This one-woman piece was performed at Fabrica art gallery and is currently in development. I examine a personal history through my collection of diaries dating back to 1987. These diaries range in size and weight, and are filled with images, poems, clippings, letters etc.
I play with metaphors created from the sheer weight and number of diaries, the irony that surrounds making art, the language and processes involved and what it means to live truthfully as an artist. The piece is poetic and includes reading, singing, balancing, dancing, carrying, and sometimes interaction with the audience! It is a moving celebration of our uniqueness as individuals, our relationships and what affects our daily lives.
7 October 1996
As I walked back up the lane after leaving Captain in Murphy’s field I had a strange sensation that I thought a dog should run up and lick my hand. I felt lonely without a single dog, for the first time I missed Judy, her pace and her affection. And then I thought about Ringlet getting run over. It was as if in a flash my Stainton Gap had returned to me in remembering the dogs, that I was never really alone and despite their tendency to run off and the constant bore of feeding them when I got in from school, I had loved them all dearly, especially my two. You couldn’t sit down without one of them bothering you and then the awful dilemma of who to take on a ride and always having to leave some behind.
I thought I could hear the pat of Ringlets paws behind me, but she had gone.
Cats are poor replacements, they’re not your friend no matter what. They just lie on your bed and eat your food. It’s strange to be here without a dog.
24 January 1988
Can’t resist playing Now13 all the time I really am addicted to it! ‘A groovy kind of love’ really reminds me of when I danced with Johnny Clinch. Yes, still thinking about him. I really would love to go with him at Buffers. Trouble is I may not be able to get in, and if I do Johnny may go with someone else, and I’d just die!

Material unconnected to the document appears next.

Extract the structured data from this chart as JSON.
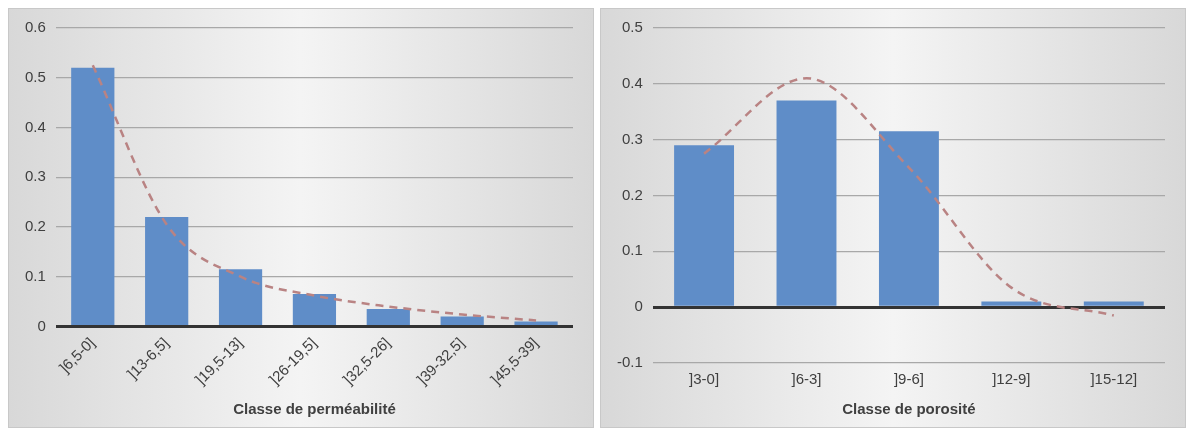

Based on the performance above, about a young woman preoccupied with retrieving journals from various places around her house. Another character reveals a darker side to the story with a destructive dance. Some diary entries are spoken aloud, as if she is reliving these moments whilst retrieving each journal from it’s hidden place. The floor becomes tiled with personal memories, each book an individual, covered with images and over-spilling with clippings. In the final shot she is seen weighed down by her books staggering along the street.